Civil rights are another major issue. Indigenous people are the most oppressed, suffering all forms of abuse, including torture, and “even” death, according to the UN. Around the world, the most displaced people on Earth are indigenous. Dispossession is common, perhaps more so than the colonial era.
The effects of generations of empty concepts in relation to the rights of indigenous people, like the 19th century, are showing their true colors. This is the 21st century, and things are now much worse.
This is extermination by greed and hypocrisy, on a scale worthy of Wall Street’s highly paid murder of the US economy. The saintly Liberals and Conservatives have rarely if ever mentioned the indigenous situations in the West. 5 per cent of the world’s population is being destroyed, and none of these vermin-ideology worshipping hypocrites can even be bothered to say a word. In terms of human rights, you could simply draw a swastika to cover the actual policies since the colonial era.
In Australia, which likes to portray itself as a progressive country, however absurdly, the
new budget allocation of $1 billion has to be weighed against the fact that there are 600,000 Aboriginals in Australia. That $10.60 is going to have to go a long way. Presumably a packet of Band Aids, a packet of aspirin, and maybe the remaining $4 could act as a down payment on a shovel.
The Aboriginals are a good example of the total failure of comprehension of Western culture in terms of indigenous peoples.
We’ve learned that:
1. We still don’t have a clue regarding the Aboriginal realities, even when we’re actually trying to help.
2. Aboriginals are less than thrilled about any situation which requires them to have to trust a system which has done nothing good for them for over 200 years.

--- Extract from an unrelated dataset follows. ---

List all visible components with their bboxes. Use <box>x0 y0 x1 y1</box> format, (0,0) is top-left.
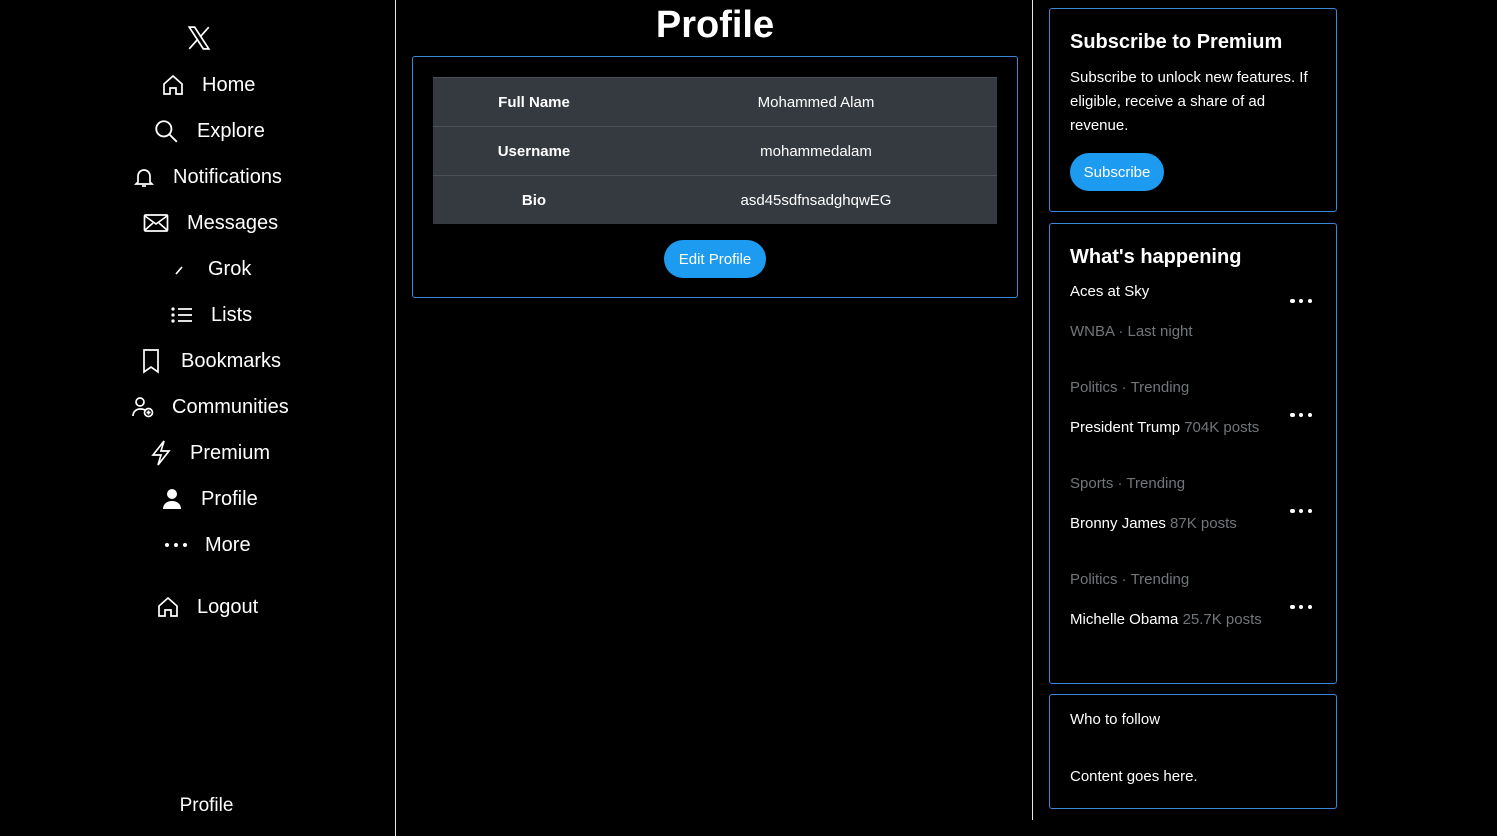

3. Aboriginals manage themselves and their issues better than others.
4. Their traditional social structures work far more efficiently than ours in daily life.
5. They respect their own cultural systems far more than those of the West. (Must be some reason for that… Imagine anyone not revering the collection of money grubbing cockroach droppings we’re calling a civilization…)
The UN might want to consider that as a working model for concepts about turning the indigenous world into something other than a global concentration camp.